Price’s substantial prose body text is in conversation with the running bottom-of-page text ribbon, and with Foster’s tonally complex images that comment in diverse ways on the instability or vulnerability of the ‘natural world’. The body text has an overall modest tone, that of a carefully correct commentary, organised in short sections, methodical and elegantly low key. This punctilious, straightforward tone and style operate rather like the deadpan expression of a ‘you’re not going to believe this’ tall story or joke. In this principal text, ‘the lobster’s tale’ (or tall story) is told with narrative and documentary details incorporating and interweaving astonishing and surprising natural and cultural histories; like Foster’s photographs, they destabilise distinctions between the ‘natural’ and the ‘cultural’. These combinations include literary references, etymology, and the diverse lexica in which the lobster’s many names and descriptions are listed on one page, Price gathers (by my count) fifty names for the lobster, not including our familiar ‘crayfish’, a term most often associated with freshwater, claw-less varieties.

This principal body-text is rich in references indexed in two pages of notes at the end of the book. By my count there are twenty-four of these citation references; they include several natural historians (John Booth et al), poets (including Beddoes, also a physician; Nerval, Pindar, Donne, Creeley), novelists (David Foster Wallace, Camus, Franzen), artists (for example Karen Green, the widow of David Foster Wallace), philosophers (for example Camus again, the English critic-philosopher Cyril Connolly), and a variety of others fascinated by the tale of the lobster, and tale-tellers themselves in diverse ways.

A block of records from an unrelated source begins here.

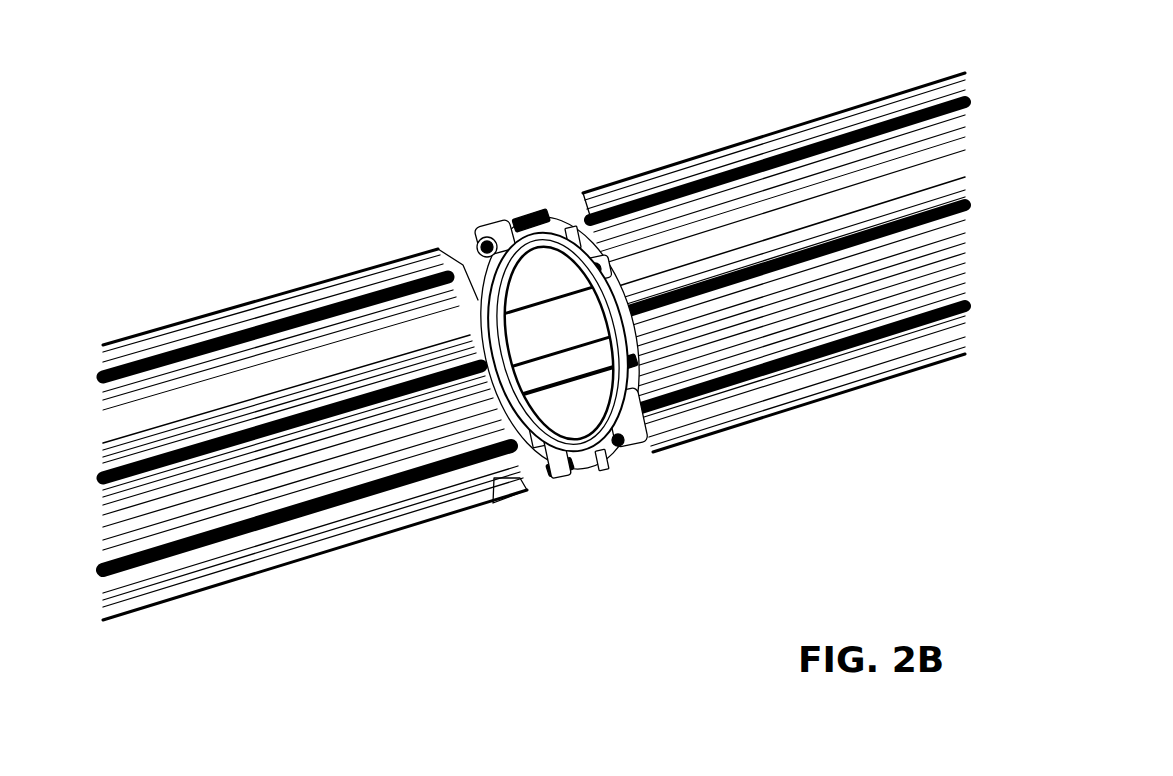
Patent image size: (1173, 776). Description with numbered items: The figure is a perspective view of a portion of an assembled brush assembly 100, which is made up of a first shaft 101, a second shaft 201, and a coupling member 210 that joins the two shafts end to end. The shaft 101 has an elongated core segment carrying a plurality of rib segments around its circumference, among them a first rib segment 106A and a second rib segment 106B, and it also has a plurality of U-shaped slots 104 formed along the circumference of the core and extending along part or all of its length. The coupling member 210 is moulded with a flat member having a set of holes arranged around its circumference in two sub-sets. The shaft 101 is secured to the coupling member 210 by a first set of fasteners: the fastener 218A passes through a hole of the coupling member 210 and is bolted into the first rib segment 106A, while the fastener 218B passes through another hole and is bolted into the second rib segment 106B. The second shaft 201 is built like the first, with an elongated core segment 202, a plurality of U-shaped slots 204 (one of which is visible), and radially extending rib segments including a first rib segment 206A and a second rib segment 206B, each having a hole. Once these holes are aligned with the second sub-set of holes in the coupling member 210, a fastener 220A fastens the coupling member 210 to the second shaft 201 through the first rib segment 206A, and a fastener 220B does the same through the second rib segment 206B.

The brush assembly 100 is at (527, 350).
The shaft 101 is at (774, 282).
The plurality of U-shaped slots 104 is at (912, 327).
The first rib segment 106A is at (690, 243).
The second rib segment 106B is at (760, 405).
The second shaft 201 is at (308, 392).
The elongated core segment 202 is at (252, 383).
The plurality of U-shaped slots 204 is at (257, 533).
The first rib segment 206A is at (308, 290).
The second rib segment 206B is at (393, 440).
The coupling member 210 is at (575, 346).
The fastener 218A is at (593, 262).
The fastener 218B is at (618, 447).
The fastener 220A is at (528, 216).
The fastener 220B is at (624, 368).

In weaving these diverse voices and presences into her text, Price adroitly links them in ways that accumulate a number of running intertext narratives, as for example when she associates the novelist Jonathan Franzen’s account of David Foster Wallace’s suicide with the fact that Wallace ‘was reading Camus shortly before he deserted his post or was swept overboard’. This link is echoed when Price tells the story of the nineteenth century French poet Gérard de Nerval, who famously walked his pet lobster Thibault in the streets of Paris and ‘chose to take the same exit as Wallace, as it happens, at about the same age, and for similar reasons.’

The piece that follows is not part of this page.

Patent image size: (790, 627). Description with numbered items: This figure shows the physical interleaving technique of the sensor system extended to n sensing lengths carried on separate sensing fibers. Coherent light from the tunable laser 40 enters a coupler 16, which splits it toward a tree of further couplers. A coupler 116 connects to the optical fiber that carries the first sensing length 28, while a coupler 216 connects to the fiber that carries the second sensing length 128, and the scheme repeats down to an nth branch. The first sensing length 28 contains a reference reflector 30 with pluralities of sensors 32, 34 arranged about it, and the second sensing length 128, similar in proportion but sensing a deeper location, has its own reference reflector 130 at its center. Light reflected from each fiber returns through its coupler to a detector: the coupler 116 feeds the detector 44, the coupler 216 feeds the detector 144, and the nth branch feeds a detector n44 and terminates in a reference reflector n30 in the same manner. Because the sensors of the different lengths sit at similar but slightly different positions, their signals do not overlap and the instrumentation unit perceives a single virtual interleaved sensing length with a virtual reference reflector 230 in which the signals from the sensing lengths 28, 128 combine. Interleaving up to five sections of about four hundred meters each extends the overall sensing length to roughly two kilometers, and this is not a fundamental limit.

There are a number of guides in the underworld Price negotiates, and the thread associated with Jonathan Franzen is one of the most adroitly sympathetic. In 2012, Franzen travelled to the island of Alejandro Selkirk, off the Chilean coast, to recover from the effects of  ‘a soul-leaching book tour and to deal with the loss of his friend David Foster Wallace’. He travels there aboard a lobster boat and arrives among a ‘dozen or so lobsterman shacks’ from which he hikes to one of the island’s highest points. Price notes that the lobsters of the region are Jasus frontalis and silentes, like their New Zealand relatives, and that in Selkirk’s day ‘they were three feet long’. She also records that Franzen took some of his friend David Foster Wallace’s ashes with him to the island of Alejandro Selkirk, known to the locals as Isla Más Afuera, or The Island Further Away. He scattered the ashes into the wind there, and Price suggests that, ‘This is as close to the Romantic sublime as Wallace will get, vanishing into infinity on Earth.’

In its understated way, this ‘tale’ of the lobster or of where the quest for it might end up is typical of Price’s engrossing and distinctive interweaving of anecdote, of histories both natural and cultural; and of a fabulous cast of characters gathered together around the edges or shorelines of Bruce Foster’s visual field, all under the lobster’s 180º field of x-ray scanner vision.

This review was originally published on the Academy of NZ Literature site.

The Lobster’s Tale

by Chris Price and Bruce Foster

Massey University Press

ISBN: 9780995137813

Published: October 2021

Format: Hardcover, 96 pages

Ian Wedde

Ian Wedde is a poet, fiction writer, critic, and art curator, and the recipient of well over 30 major awards, including New Zealand Poet Laureate and Officer of the New Zealand Order of Merit. His latest novel The Reed Warbler was published in May 2020, through Victoria University Press.